Why Defending LLMs is Essential

Before exploring the defense mechanism, it's important to understand why defending LLMs against adversarial attacks, known as "jailbreaks," is critical:

• User Safety: Preventing harmful or undesirable outputs is essential to protect users.
• Model Integrity: Ensuring that models cannot be easily exploited helps maintain the trust and reliability in these AI systems.

Despite rigorous safety measures, leading models like Llama-2 and Claude-2 are susceptible to jailbreaks, which can coerce these models into generating inappropriate content. Traditional defenses, which often ask the model to classify content as harmful or benign, tend to struggle due to the shift in context between training and application scenarios.

The PARDEN Approach

Concept: PARDEN circumvents the domain shift issue by asking the model to repeat its own output. If the repetition significantly deviates from the original output, the content is likely harmful.

Mechanism:

1. Output Generation: Let the LLM generate a response to a user prompt.
2. Repetition: Prompt the model to repeat its own output within a predefined format.
3. Comparison: Compute the BLEU score, a measure of how similar the repeated output is to the original. A high BLEU score indicates a benign repeat, while a low score suggests the model refuses to repeat harmful content.
4. Classification: Use a threshold on the BLEU score to classify the output as harmful or benign.

This method leverages the model’s training on self-censorship—responses that are safe to repeat are likely non-harmful.

Strong Numerical Results

PARDEN significantly outperforms existing defense mechanisms:

• For Llama-2-7B: It reduced the false positive rate (FPR) from 24.8% to 2.0% at a true positive rate (TPR) of 90%.
• For Claude-2.1: At a similar TPR, the FPR was reduced from 2.72% to just 1.09%.

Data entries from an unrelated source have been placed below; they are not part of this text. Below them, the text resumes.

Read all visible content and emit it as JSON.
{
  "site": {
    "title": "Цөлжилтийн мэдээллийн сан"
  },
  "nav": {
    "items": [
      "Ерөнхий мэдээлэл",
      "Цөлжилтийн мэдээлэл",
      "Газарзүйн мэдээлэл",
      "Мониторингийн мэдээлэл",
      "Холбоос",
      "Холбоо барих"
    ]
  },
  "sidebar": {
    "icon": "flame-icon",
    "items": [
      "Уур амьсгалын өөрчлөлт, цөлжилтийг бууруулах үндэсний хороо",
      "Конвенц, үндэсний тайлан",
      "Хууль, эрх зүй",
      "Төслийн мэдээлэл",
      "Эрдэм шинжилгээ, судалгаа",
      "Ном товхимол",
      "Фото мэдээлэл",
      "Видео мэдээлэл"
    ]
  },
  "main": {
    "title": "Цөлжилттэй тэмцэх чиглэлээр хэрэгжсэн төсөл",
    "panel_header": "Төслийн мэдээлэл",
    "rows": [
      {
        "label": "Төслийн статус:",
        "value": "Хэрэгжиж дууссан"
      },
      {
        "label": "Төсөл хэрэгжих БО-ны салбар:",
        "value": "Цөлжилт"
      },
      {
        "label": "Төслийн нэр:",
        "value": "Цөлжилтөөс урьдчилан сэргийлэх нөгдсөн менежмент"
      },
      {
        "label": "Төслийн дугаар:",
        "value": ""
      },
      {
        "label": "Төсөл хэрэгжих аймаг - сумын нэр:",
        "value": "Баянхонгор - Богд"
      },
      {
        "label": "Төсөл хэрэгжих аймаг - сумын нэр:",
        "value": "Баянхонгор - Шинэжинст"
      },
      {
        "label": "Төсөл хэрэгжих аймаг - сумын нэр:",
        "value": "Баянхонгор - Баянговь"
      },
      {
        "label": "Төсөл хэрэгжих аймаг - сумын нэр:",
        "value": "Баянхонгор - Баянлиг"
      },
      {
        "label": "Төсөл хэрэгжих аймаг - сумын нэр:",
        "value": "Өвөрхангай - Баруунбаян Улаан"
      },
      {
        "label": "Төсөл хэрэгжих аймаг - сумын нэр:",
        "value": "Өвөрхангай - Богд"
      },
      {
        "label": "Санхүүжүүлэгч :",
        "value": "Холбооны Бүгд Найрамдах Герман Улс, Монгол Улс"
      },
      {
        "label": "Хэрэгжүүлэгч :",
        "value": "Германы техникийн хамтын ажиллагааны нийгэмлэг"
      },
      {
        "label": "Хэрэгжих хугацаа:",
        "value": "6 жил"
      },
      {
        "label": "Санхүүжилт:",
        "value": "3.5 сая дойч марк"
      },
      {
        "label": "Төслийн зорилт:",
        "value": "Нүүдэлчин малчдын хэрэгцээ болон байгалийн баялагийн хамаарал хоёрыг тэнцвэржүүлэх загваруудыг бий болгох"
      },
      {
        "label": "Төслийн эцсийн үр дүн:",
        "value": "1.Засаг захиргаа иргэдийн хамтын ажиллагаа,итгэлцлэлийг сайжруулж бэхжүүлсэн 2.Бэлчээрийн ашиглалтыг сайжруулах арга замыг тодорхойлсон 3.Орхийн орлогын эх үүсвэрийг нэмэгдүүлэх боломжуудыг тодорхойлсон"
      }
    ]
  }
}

These bold results indicate PARDEN's potential to drastically improve the safety measures for LLMs.

Practical and Theoretical Implications

Practically:

• Enhanced Safety: PARDEN's repetition approach could be integrated into various applications, ensuring that the outputs remain safe and trustworthy.
• Improved Performance: By focusing on output instead of input, this method is robust against direct manipulation attempts.

Theoretically:

• Domain Shift Mitigation: This approach addresses the domain shift problem, which is a significant hurdle in many AI safety mechanisms.
• Scalability: Repetition as a defense mechanism could be adapted to various LLM architectures without requiring significant retraining or finetuning.

Future Developments

The success of PARDEN opens up several avenues for future research:

• Extended Research: Exploring more sophisticated methods of output comparison could further improve defense accuracy.
• Application Scope: Investigating how PARDEN can be combined with other safety mechanisms to create a more comprehensive defense system.
• Fine-Tuning Development: Adjusting the model's training process to better align with repetitive output tasks may further enhance efficacy.

Conclusion

The PARDEN approach introduces an innovative and effective method for defending LLMs against adversarial attacks. By leveraging the model's own ability to self-censor and the simple act of repeating its outputs, PARDEN provides a robust safeguard without requiring extensive modifications to the model itself. As advancements in AI continue, techniques like PARDEN will be crucial in maintaining the integrity and trustworthiness of these powerful systems.